UANG KOIN 2 RUPIAH EMISI 1970 (06.971)
No. Inv. : 06.971
Koin 2 Rupiah merupakan uang logam yang diterbitkan oleh Bank Indonesia pada tahun 1970. Secara fisik, koin ini berbentuk bulat pipih dengan tepi rata (tanpa gerigi). Bahan pembuatannya adalah aluminium sehingga berwarna putih keperakan dan memiliki bobot yang relatif ringan. Diameter koin sekitar 26 mm dengan berat kurang lebih 2 gram. Relief tulisan dan gambar dicetak menonjol dari permukaan dasar koin.
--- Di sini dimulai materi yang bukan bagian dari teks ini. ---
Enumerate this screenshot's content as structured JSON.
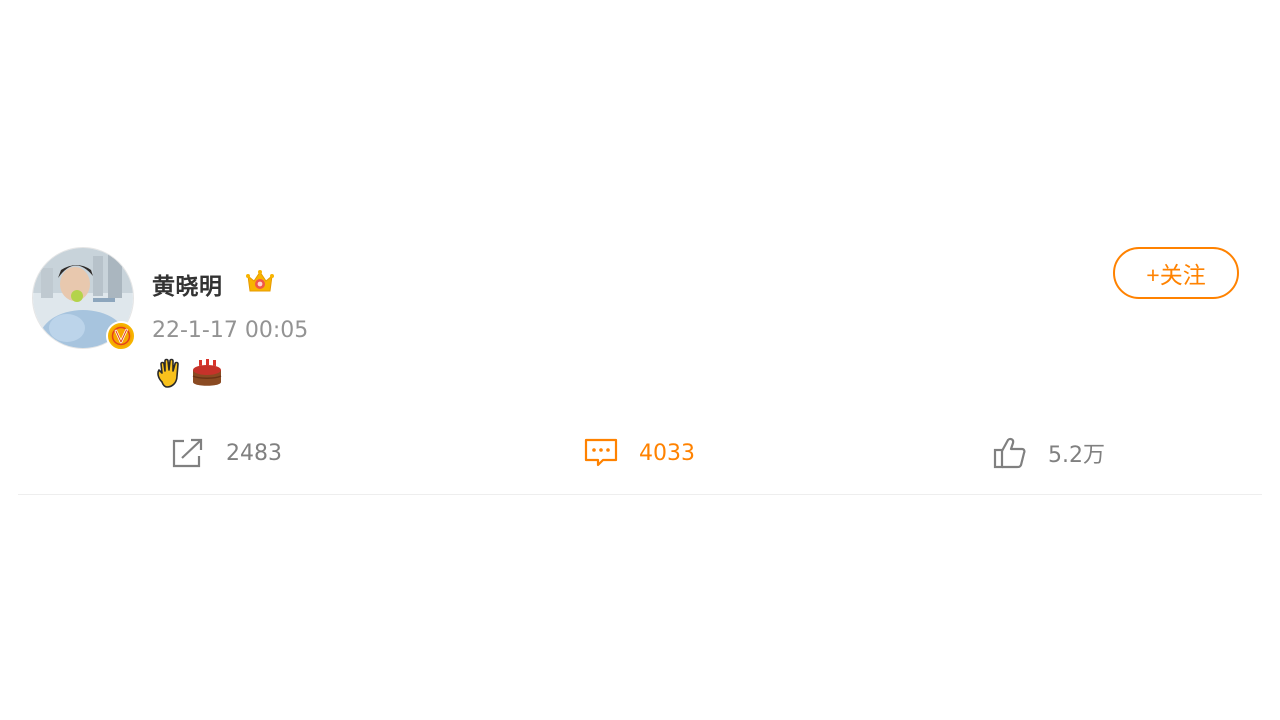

Pada sisi muka (obverse), tertera tulisan “BANK INDONESIA” yang melingkar mengikuti tepian bagian atas. Di bagian tengah terdapat angka nominal besar “2”. Pada bagian bawah tercantum tulisan “RUPIAH” dan angka tahun “1970” sebagai penanda tahun emisi. Dua ornamen berbentuk bintang kecil ditempatkan di kiri dan kanan bagian bawah sebagai elemen dekoratif. Sementara itu, pada sisi belakang (reverse) tercantum tulisan “Rp” dan angka “2” dalam ukuran besar yang dikelilingi hiasan motif flora berupa rangkaian bunga dan daun yang tersusun melengkung mengikuti bidang koin. Motif tersebut menjadi ciri artistik uang logam Indonesia pada periode awal Orde Baru.
Koin ini mulai diedarkan pada tahun 1970 sebagai bagian dari seri pecahan kecil yang berfungsi mendukung transaksi ekonomi bernilai rendah pada masa itu. Pada awal dekade 1970-an, pecahan 2 rupiah masih memiliki daya beli yang relevan dalam transaksi harian masyarakat, seperti pembelian makanan ringan, ongkos transportasi jarak dekat, dan kebutuhan kecil lainnya. Penerbitan uang logam ini dilakukan dalam rangka penataan sistem moneter nasional pasca-stabilisasi ekonomi akhir 1960-an.
Seiring meningkatnya laju inflasi dan perubahan nilai riil rupiah, pecahan 2 rupiah secara bertahap kehilangan fungsi praktisnya dalam transaksi. Berdasarkan pengumuman resmi Bank Indonesia, uang logam emisi lama termasuk pecahan 2 rupiah tahun 1970 kemudian dicabut dan ditarik dari peredaran serta dinyatakan tidak berlaku sebagai alat pembayaran yang sah pada tanggal 15 November 1996. Setelah masa penarikan tersebut berakhir, koin ini tidak lagi memiliki fungsi sebagai alat tukar, melainkan beralih menjadi objek koleksi numismatik dan sumber kajian sejarah moneter Indonesia.